Especially the capital "r". Arial's "R" makes me want to turn away. "I'm a capital p, but have a protuberance!" Its leg is about as graceful as a heavy duty shoring rod that has been heaved to, propping up an obese person. "Spare me that next step!".


I'm probably reading too much into it, but to me, "Keep Calm and Carry On" resonates very well with entrepreneurial spirit. A great reminder that even in defeat there is no need for drama: keep calm, carry on (& create something new!)


Thanks. Since I first saw these posters I have been wondering whether they were faux-antiques.

Much parodied, indeed: http://www.allposters.com/gallery.asp?cat=141240&c=c&...


I always thought the slogan sounded faintly Orwellian.


The role of propaganda was something that Orwell was interested in:

"propaganda in some form or other lurks in every book, that every work of art has a meaning and a purpose — a political, social and religious purpose — that our aesthetic judgements are always coloured by our prejudices and beliefs"

http://orwell.ru/library/articles/frontiers/english/e_front


For some reason, this phrase grates on my nerves.
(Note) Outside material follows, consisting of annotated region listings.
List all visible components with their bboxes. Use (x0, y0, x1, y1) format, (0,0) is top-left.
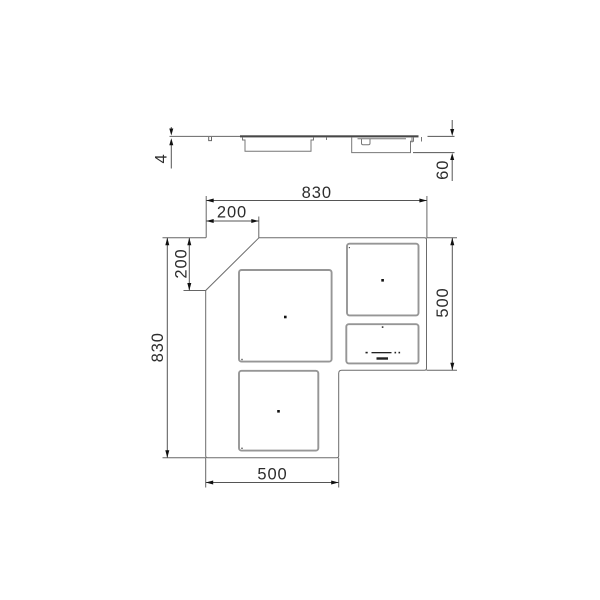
svg-text:60: 60 (434, 160, 452, 180)
svg-text:830: 830 (302, 184, 332, 202)
svg-text:200: 200 (173, 248, 191, 278)
svg-text:200: 200 (217, 204, 247, 222)
svg-text:500: 500 (434, 287, 452, 317)
svg-text:830: 830 (149, 332, 167, 362)
svg-text:4: 4 (153, 153, 171, 163)
svg-text:500: 500 (257, 466, 287, 484)
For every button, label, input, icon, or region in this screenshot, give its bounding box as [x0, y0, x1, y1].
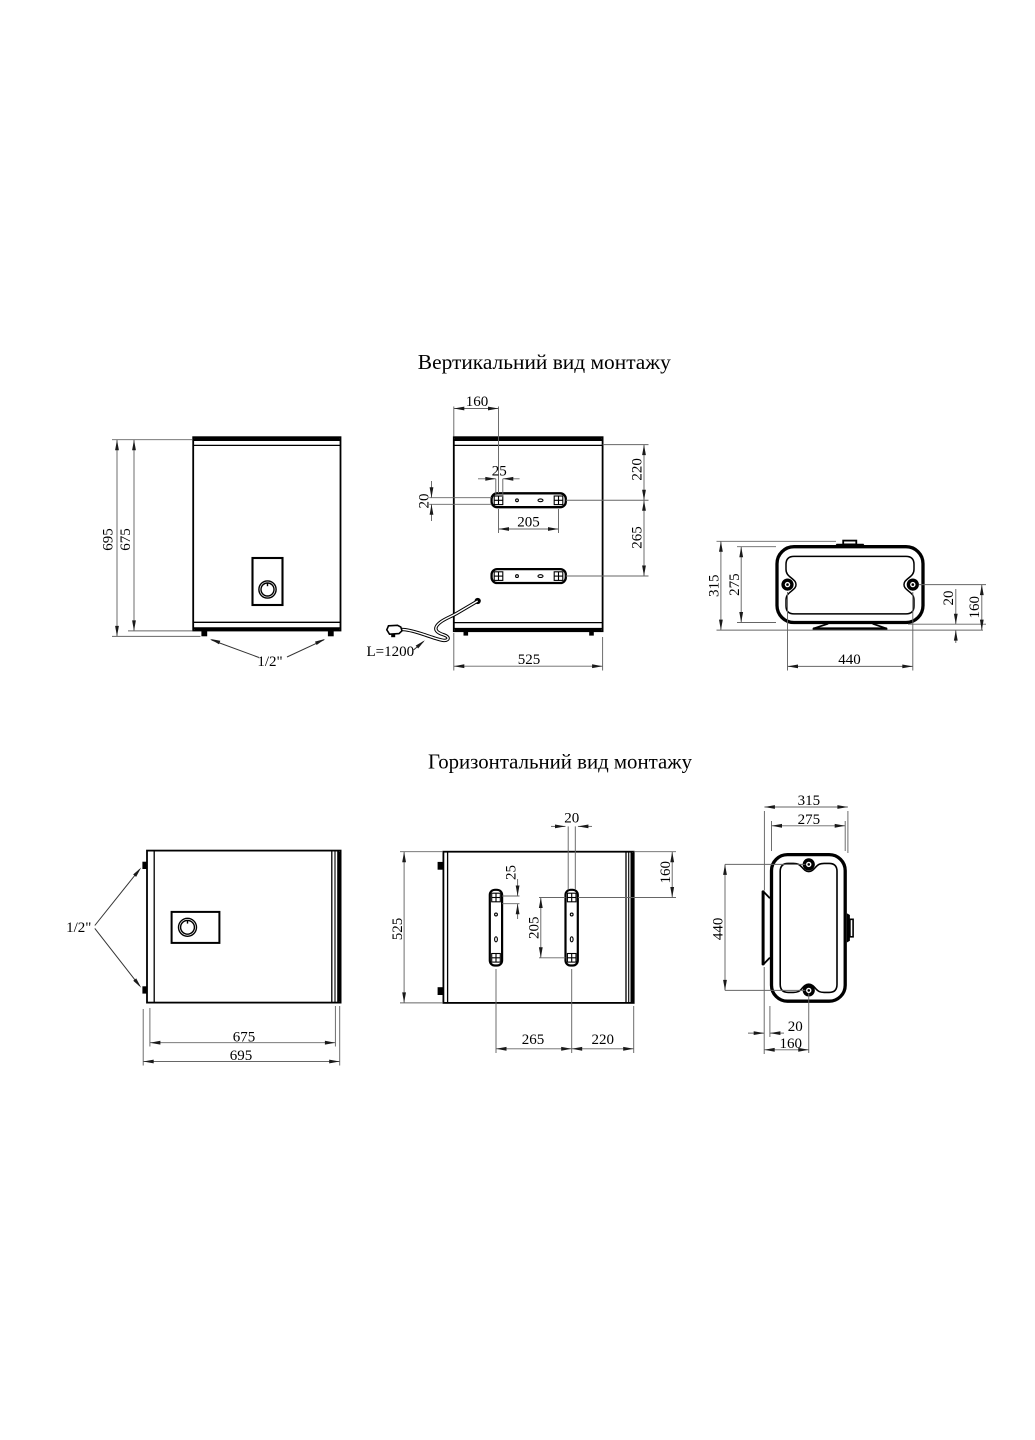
svg-text:220: 220	[630, 458, 646, 481]
svg-text:220: 220	[591, 1032, 614, 1048]
svg-text:20: 20	[788, 1019, 803, 1035]
svg-text:525: 525	[390, 918, 406, 941]
svg-text:1/2": 1/2"	[257, 654, 282, 670]
svg-text:265: 265	[630, 526, 646, 549]
svg-text:675: 675	[118, 528, 134, 551]
svg-text:675: 675	[233, 1029, 256, 1045]
svg-text:315: 315	[798, 793, 821, 809]
svg-text:Горизонтальний вид монтажу: Горизонтальний вид монтажу	[428, 750, 692, 774]
svg-text:160: 160	[779, 1036, 802, 1052]
svg-text:205: 205	[527, 916, 543, 939]
svg-text:160: 160	[967, 596, 983, 619]
svg-text:160: 160	[658, 861, 674, 884]
svg-text:Вертикальний вид монтажу: Вертикальний вид монтажу	[418, 350, 671, 374]
svg-text:L=1200: L=1200	[367, 644, 415, 660]
svg-text:315: 315	[707, 574, 723, 597]
svg-text:20: 20	[941, 591, 957, 606]
svg-text:20: 20	[564, 811, 579, 827]
svg-text:695: 695	[230, 1048, 253, 1064]
svg-text:160: 160	[466, 394, 489, 410]
svg-text:25: 25	[492, 463, 507, 479]
svg-text:275: 275	[727, 573, 743, 596]
svg-text:440: 440	[710, 918, 726, 941]
svg-text:205: 205	[517, 515, 540, 531]
svg-text:695: 695	[101, 528, 117, 551]
svg-text:20: 20	[417, 494, 433, 509]
svg-text:25: 25	[504, 865, 520, 880]
svg-text:525: 525	[518, 652, 541, 668]
svg-text:275: 275	[798, 812, 821, 828]
svg-text:440: 440	[838, 652, 861, 668]
svg-text:265: 265	[522, 1032, 545, 1048]
svg-text:1/2": 1/2"	[66, 920, 91, 936]
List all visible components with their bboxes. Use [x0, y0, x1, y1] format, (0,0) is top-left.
Maybe it has Orwellian overtones that trigger something in my subconscious. I don't know what it is but this slogan makes me angry almost beyond rationality. Ironic.

P.S. Maybe its the fact that my boss has one of its parodies hanging in his office. :/


To me, it sounds awfully similar to "move along; nothing to see here."


Wow, I didn't realize this was just (re-)discovered in 2000. Another riff on the slogan: knitting store by my house has a little sign in the window that reads "Keep Calm and Carry Yarn"


As a personal note, I'm kind of getting sick of it. There is some variation of it in almost every store near me and it just grinds my gears to see it overused so much.


I could have sworn that I had read something about this poster just a few days/weeks ago.


That video (while great) is something right out of a Wes Anderson movie.


Not new, not original youtube or producer site. This really needed to be HN'd?